Fertig lives right next door to the old, iron railroad bridge that pedestrians and cyclists often used to access either side of the Cherry Creek Trail. 

"I haven’t used it much in the past year," he said.

The bridge has been closed for months, and it needs work. 

“I had heard that somebody stepped through one of the boards a while ago and that was ultimately what caused them to close it," Fertig said.

Repairs must wait until someone solves a mystery.

“From what we’ve heard, there’s sort of a question about ownership," he said. 

The City of Denver claims it does not own the bridge.

"For at least the last two decades, as far back as people here can remember, Denver and the Greenway Foundation have been operating with the understanding that the Greenway Foundation has ownership of the bridge," said Nancy Kuhn, spokesperson for Denver's Department of Transportation and Infrastructure (DOTI).

The Greenway Foundation is a non-profit that works to preserve Denver's rivers, and for several years, it's taken care of the bridge at Delgany Street and another old bridge right next to it.

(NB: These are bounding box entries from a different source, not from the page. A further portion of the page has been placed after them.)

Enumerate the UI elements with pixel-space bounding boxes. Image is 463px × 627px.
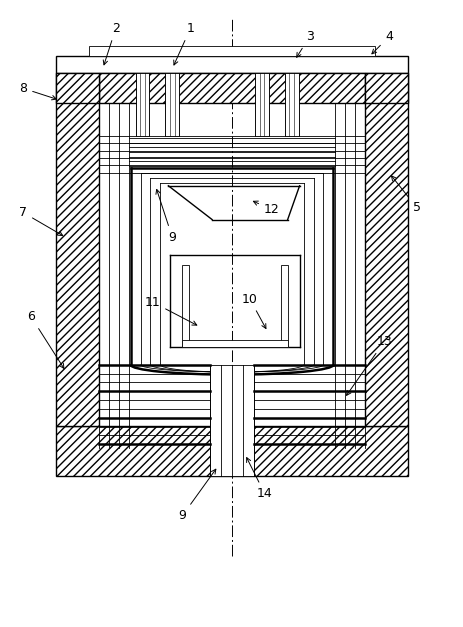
Text: 4: 4 (371, 30, 392, 54)
Bar (182, 265, 189, 347)
Bar (135, 73, 149, 136)
Bar (56, 73, 99, 426)
Text: 1: 1 (173, 22, 194, 65)
Bar (364, 73, 407, 426)
Bar (182, 340, 287, 347)
Text: 7: 7 (19, 206, 63, 236)
Text: 13: 13 (346, 335, 391, 396)
Bar (56, 426, 407, 476)
Text: 12: 12 (253, 201, 279, 216)
Text: 8: 8 (19, 82, 56, 100)
Bar (254, 73, 268, 136)
Bar (280, 265, 287, 347)
Text: 5: 5 (391, 176, 420, 214)
Text: 6: 6 (27, 310, 64, 369)
Text: 9: 9 (156, 189, 176, 244)
Text: 11: 11 (144, 295, 196, 325)
Bar (56, 56, 407, 73)
Bar (56, 73, 99, 103)
Text: 14: 14 (246, 458, 272, 500)
Bar (89, 46, 374, 56)
Text: 10: 10 (241, 293, 265, 329)
Bar (284, 73, 298, 136)
Text: 3: 3 (296, 30, 313, 57)
Bar (165, 73, 179, 136)
Bar (210, 365, 253, 476)
Text: 2: 2 (103, 22, 119, 65)
Bar (99, 73, 364, 103)
Bar (364, 73, 407, 103)
Text: 9: 9 (178, 469, 215, 522)
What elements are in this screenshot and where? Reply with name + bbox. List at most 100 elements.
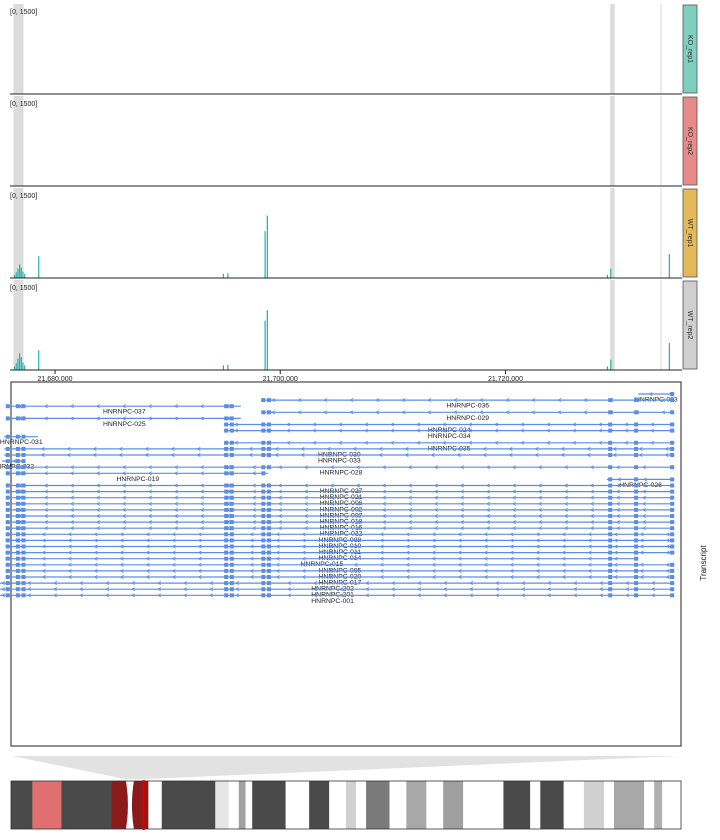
track-label: WT_rep2 bbox=[686, 311, 693, 340]
strand-arrow bbox=[624, 428, 629, 433]
exon bbox=[266, 550, 271, 555]
exon bbox=[670, 465, 675, 470]
strand-arrow bbox=[589, 520, 594, 525]
strand-arrow bbox=[157, 581, 162, 586]
exon bbox=[261, 410, 266, 415]
strand-arrow bbox=[433, 489, 438, 494]
strand-arrow bbox=[520, 440, 525, 445]
strand-arrow bbox=[171, 575, 176, 579]
exon bbox=[5, 404, 10, 409]
exon bbox=[608, 507, 613, 512]
strand-arrow bbox=[379, 568, 384, 573]
exon bbox=[5, 489, 10, 494]
strand-arrow bbox=[329, 514, 334, 518]
strand-arrow bbox=[225, 404, 230, 409]
strand-arrow bbox=[17, 501, 22, 506]
strand-arrow bbox=[639, 550, 644, 555]
strand-arrow bbox=[641, 465, 646, 470]
strand-arrow bbox=[225, 489, 230, 494]
coverage-bar bbox=[15, 272, 17, 278]
strand-arrow bbox=[511, 489, 516, 494]
strand-arrow bbox=[95, 514, 100, 518]
strand-arrow bbox=[353, 538, 358, 543]
strand-arrow bbox=[67, 556, 72, 561]
exon bbox=[5, 587, 10, 592]
strand-arrow bbox=[27, 587, 32, 592]
strand-arrow bbox=[365, 581, 370, 586]
exon bbox=[670, 526, 675, 531]
strand-arrow bbox=[613, 568, 618, 573]
strand-arrow bbox=[587, 550, 592, 555]
strand-arrow bbox=[535, 550, 540, 555]
strand-arrow bbox=[14, 453, 19, 457]
exon bbox=[15, 550, 20, 555]
strand-arrow bbox=[572, 440, 577, 445]
strand-arrow bbox=[66, 446, 71, 451]
exon bbox=[670, 575, 675, 579]
exon bbox=[670, 440, 675, 445]
exon bbox=[224, 550, 229, 555]
transcript-hnrnpc-037: HNRNPC-037 bbox=[5, 404, 241, 416]
exon bbox=[15, 544, 20, 549]
strand-arrow bbox=[327, 550, 332, 555]
exon bbox=[608, 593, 613, 598]
strand-arrow bbox=[651, 587, 656, 592]
strand-arrow bbox=[430, 446, 435, 451]
strand-arrow bbox=[199, 483, 204, 488]
strand-arrow bbox=[171, 538, 176, 543]
strand-arrow bbox=[303, 489, 308, 494]
strand-arrow bbox=[67, 575, 72, 579]
strand-arrow bbox=[390, 428, 395, 433]
strand-arrow bbox=[589, 495, 594, 500]
strand-arrow bbox=[664, 453, 669, 457]
strand-arrow bbox=[485, 507, 490, 512]
strand-arrow bbox=[329, 495, 334, 500]
strand-arrow bbox=[509, 575, 514, 579]
strand-arrow bbox=[482, 453, 487, 457]
exon bbox=[5, 593, 10, 598]
strand-arrow bbox=[613, 538, 618, 543]
strand-arrow bbox=[537, 514, 542, 518]
exon bbox=[266, 410, 271, 415]
strand-arrow bbox=[121, 495, 126, 500]
strand-arrow bbox=[69, 526, 74, 531]
strand-arrow bbox=[378, 453, 383, 457]
strand-arrow bbox=[286, 440, 291, 445]
strand-arrow bbox=[457, 544, 462, 549]
strand-arrow bbox=[251, 514, 256, 518]
exon bbox=[670, 392, 675, 396]
coverage-bar bbox=[38, 256, 40, 278]
strand-arrow bbox=[505, 410, 510, 415]
strand-arrow bbox=[625, 593, 630, 598]
track-label-box bbox=[682, 280, 698, 370]
strand-arrow bbox=[1, 593, 6, 598]
strand-arrow bbox=[535, 538, 540, 543]
strand-arrow bbox=[223, 568, 228, 573]
exon bbox=[5, 520, 10, 525]
strand-arrow bbox=[457, 575, 462, 579]
strand-arrow bbox=[563, 501, 568, 506]
strand-arrow bbox=[145, 568, 150, 573]
strand-arrow bbox=[197, 544, 202, 549]
transcript-hnrnpc-025: HNRNPC-025 bbox=[5, 416, 241, 428]
exon bbox=[21, 550, 26, 555]
strand-arrow bbox=[234, 422, 239, 427]
strand-arrow bbox=[53, 587, 58, 592]
exon bbox=[224, 446, 229, 451]
strand-arrow bbox=[560, 453, 565, 457]
strand-arrow bbox=[235, 581, 240, 586]
strand-arrow bbox=[41, 532, 46, 537]
strand-arrow bbox=[53, 593, 58, 598]
exon bbox=[608, 575, 613, 579]
transcript-hnrnpc-010: HNRNPC-010 bbox=[5, 538, 675, 550]
strand-arrow bbox=[379, 532, 384, 537]
cytoband bbox=[426, 781, 444, 829]
exon bbox=[608, 446, 613, 451]
exon bbox=[15, 514, 20, 518]
strand-arrow bbox=[277, 501, 282, 506]
strand-arrow bbox=[547, 593, 552, 598]
strand-arrow bbox=[511, 495, 516, 500]
strand-arrow bbox=[520, 422, 525, 427]
exon bbox=[266, 483, 271, 488]
highlight-region bbox=[13, 4, 24, 94]
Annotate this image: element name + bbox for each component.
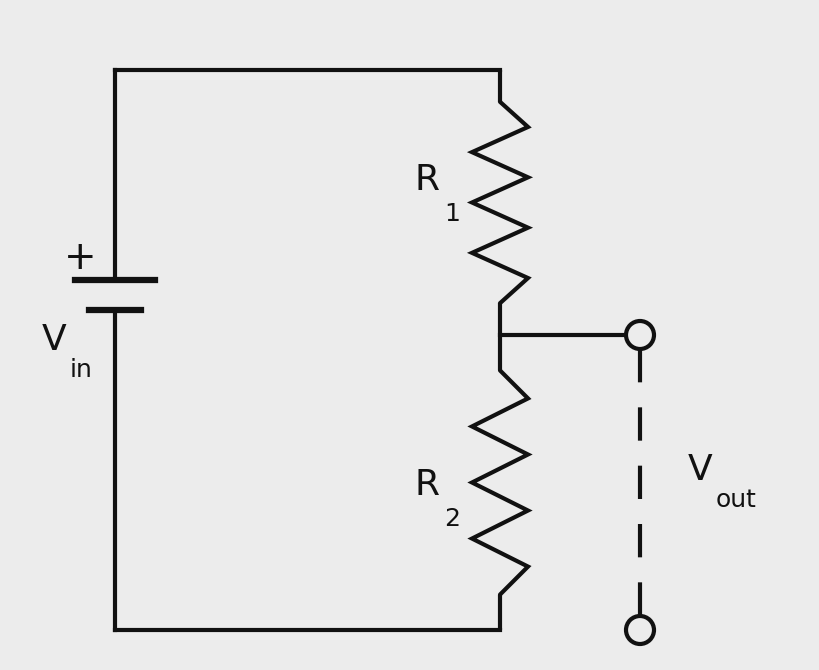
Text: +: + — [64, 239, 96, 277]
Circle shape — [625, 616, 654, 644]
Text: V: V — [42, 323, 66, 357]
Text: 1: 1 — [443, 202, 459, 226]
Text: R: R — [414, 163, 440, 197]
Text: V: V — [687, 453, 712, 487]
Text: 2: 2 — [443, 507, 459, 531]
Text: out: out — [715, 488, 756, 512]
Text: in: in — [70, 358, 93, 382]
Text: R: R — [414, 468, 440, 502]
Circle shape — [625, 321, 654, 349]
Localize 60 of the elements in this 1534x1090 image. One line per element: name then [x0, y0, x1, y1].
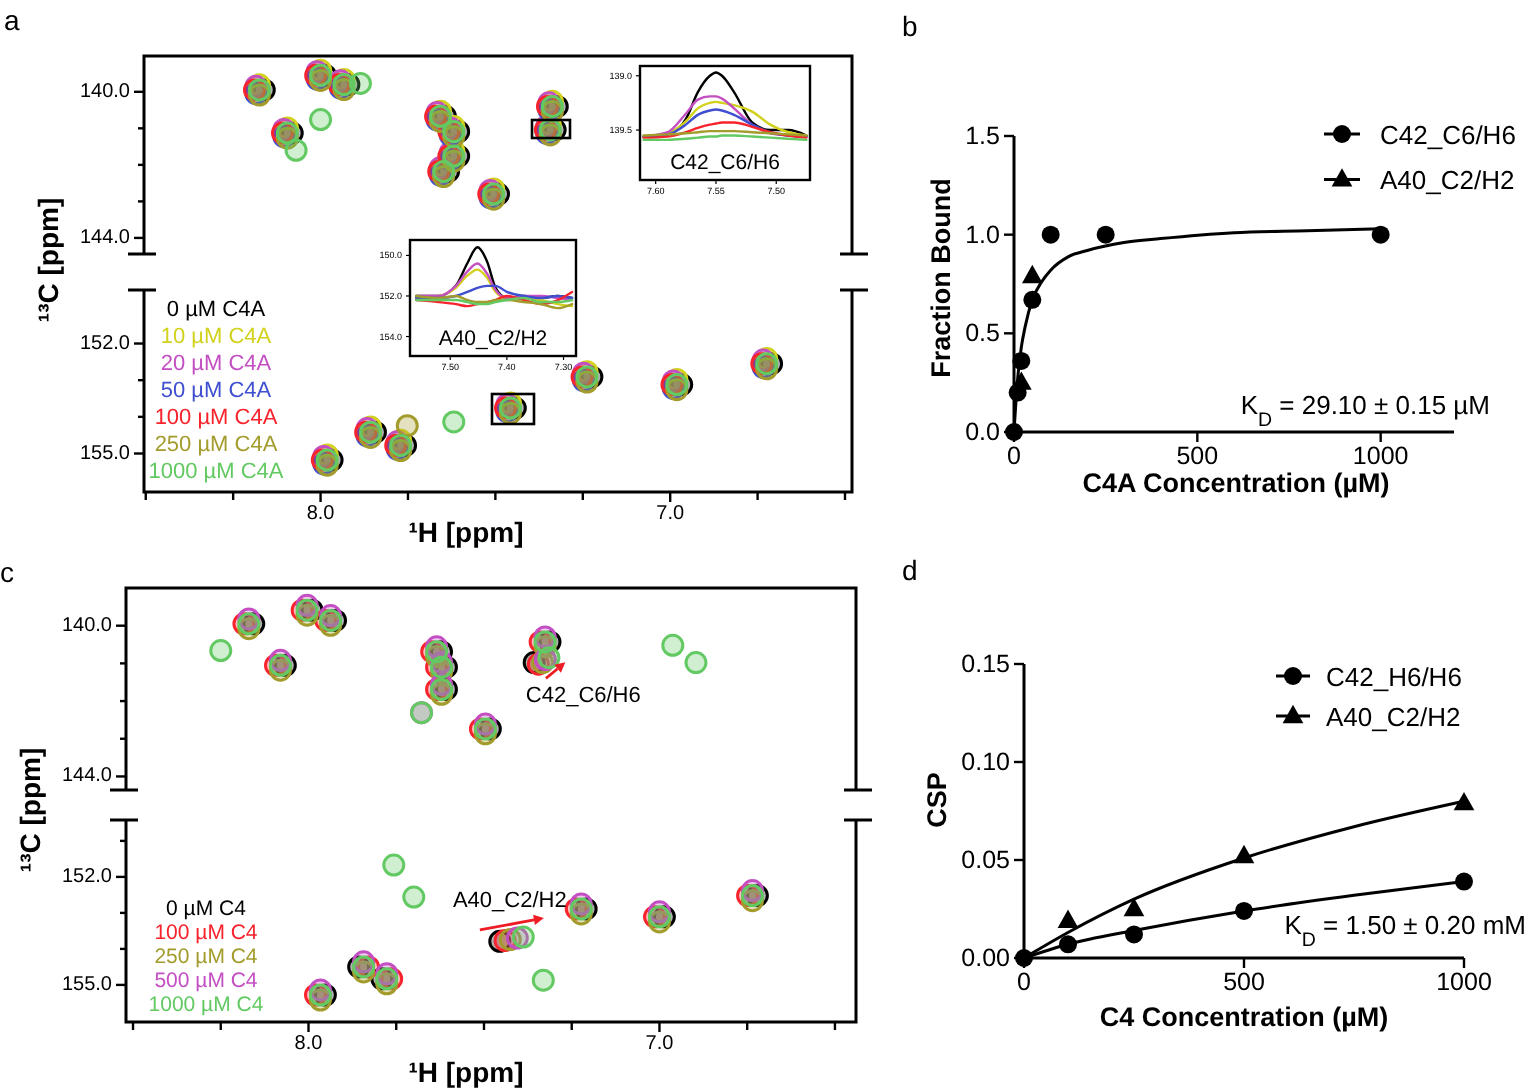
text: 500 µM C4 — [154, 969, 258, 994]
x-tick-label: 7.0 — [656, 502, 685, 525]
legend-label: C42_H6/H6 — [1326, 661, 1462, 691]
y-tick-label: 0.5 — [965, 319, 1001, 348]
x-tick-label: 8.0 — [306, 502, 336, 525]
text: 10 µM C4A — [160, 325, 273, 349]
y-tick-label: 144.0 — [61, 765, 113, 788]
y-tick-label: 144.0 — [79, 226, 131, 249]
text: 20 µM C4A — [160, 352, 273, 376]
x-axis-title: ¹H [ppm] — [408, 516, 524, 548]
annotation: K$_{D}$ = 1.50 ± 0.20 mM — [1284, 910, 1526, 951]
x-tick-label: 0 — [1017, 967, 1032, 996]
series-label: 250 µM C4A — [154, 433, 279, 457]
text: 250 µM C4 — [154, 945, 258, 970]
y-axis-title: ¹³C [ppm] — [14, 747, 46, 873]
text: 0 µM C4A — [166, 298, 267, 322]
y-tick-label: 155.0 — [61, 973, 113, 996]
y-tick-label: 140.0 — [79, 80, 131, 103]
y-tick-label: 1.0 — [965, 220, 1001, 249]
series-label: 1000 µM C4A — [148, 460, 285, 484]
text: 1000 µM C4 — [148, 993, 264, 1018]
y-axis-title: Fraction Bound — [925, 178, 955, 378]
legend-label: A40_C2/H2 — [1380, 164, 1515, 195]
x-tick-label: 0 — [1007, 441, 1022, 470]
chart-title: a — [4, 4, 20, 36]
chart-title: d — [902, 554, 918, 586]
annotation: A40_C2/H2 — [452, 888, 567, 913]
annotation: A40_C2/H2 — [438, 327, 548, 351]
y-tick-label: 140.0 — [61, 614, 113, 637]
chart-title: b — [902, 10, 918, 42]
x-axis-title: ¹H [ppm] — [408, 1056, 524, 1088]
y-tick-label: 155.0 — [79, 442, 131, 465]
text: 50 µM C4A — [160, 379, 273, 403]
x-tick-label: 7.0 — [645, 1032, 675, 1055]
x-tick-label: 8.0 — [294, 1032, 324, 1055]
legend-label: C42_C6/H6 — [1380, 119, 1516, 149]
y-tick-label: 1.5 — [965, 122, 1001, 150]
y-tick-label: 0.05 — [961, 846, 1011, 874]
annotation: C42_C6/H6 — [525, 684, 641, 709]
y-tick-label: 0.15 — [961, 650, 1011, 678]
x-tick-label: 1000 — [1436, 967, 1492, 996]
annotation: C42_C6/H6 — [670, 151, 781, 175]
legend-label: A40_C2/H2 — [1326, 701, 1461, 731]
y-tick-label: 152.0 — [79, 332, 131, 355]
x-tick-label: 500 — [1223, 967, 1265, 996]
y-tick-label: 0.00 — [961, 944, 1011, 972]
y-axis-title: ¹³C [ppm] — [32, 197, 64, 323]
y-tick-label: 0.0 — [965, 418, 1001, 446]
text: 100 µM C4 — [154, 921, 258, 946]
y-tick-label: 152.0 — [61, 865, 113, 888]
x-axis-title: C4A Concentration (µM) — [1082, 468, 1390, 498]
y-tick-label: 0.10 — [961, 748, 1011, 776]
y-axis-title: CSP — [921, 772, 951, 828]
x-tick-label: 500 — [1176, 441, 1219, 470]
x-axis-title: C4 Concentration (µM) — [1099, 1002, 1389, 1032]
x-tick-label: 1000 — [1352, 441, 1409, 470]
text: 0 µM C4 — [166, 897, 247, 922]
chart-title: c — [0, 556, 14, 588]
annotation: K$_{D}$ = 29.10 ± 0.15 µM — [1240, 390, 1490, 431]
text: 100 µM C4A — [154, 406, 279, 430]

As the non-profit was looking to make repairs, no one could seem to produce the paperwork showing the Greenway Foundation actually owns the bridges.

An attorney for the non-profit is currently digging into the question of ownership, according to Ryan Aids, executive director of the Greenway Foundation.

Kuhn said DOTI asked the city's real estate division and city attorney's office to see if an official ownership determination can be made. 

"We do not have a sense of the extent of repairs needed on this bridge or what our taxpayers would be taking on, so we want to do our due diligence first," Kuhn said. "That means clarifying/establishing ownership from a legal perspective and moving forward from there."

History Colorado dug up records for the bridge from 1988. The Historic American Engineering Record for the Delgany Street Railroad Bridge listed Burlington Northern Railroad as the owner, a railroad company that predated BNSF Railway.

The same records said the City of Denver proposed "the reuse of this structure and the adjacent bridge for pedestrian bicycle use."

"Ultimately, to me, the ownership doesn’t really even matter," Fertig said. "It feels to me like this should be owned and taken care of by the city because it’s a piece of public infrastructure, and so it should be taken care of like any other bridge.”

Fertig said he believes the city needs to be more proactive about pedestrian-centric infrastructure.

"It’s a little bit of an inconvenience, but it’s symbolic of a larger problem," he said.

For now, a bridge with no owner is as good as a bridge to nowhere.

“I’m hoping to see this open before the wintertime while the weather’s still nice," Fertig said.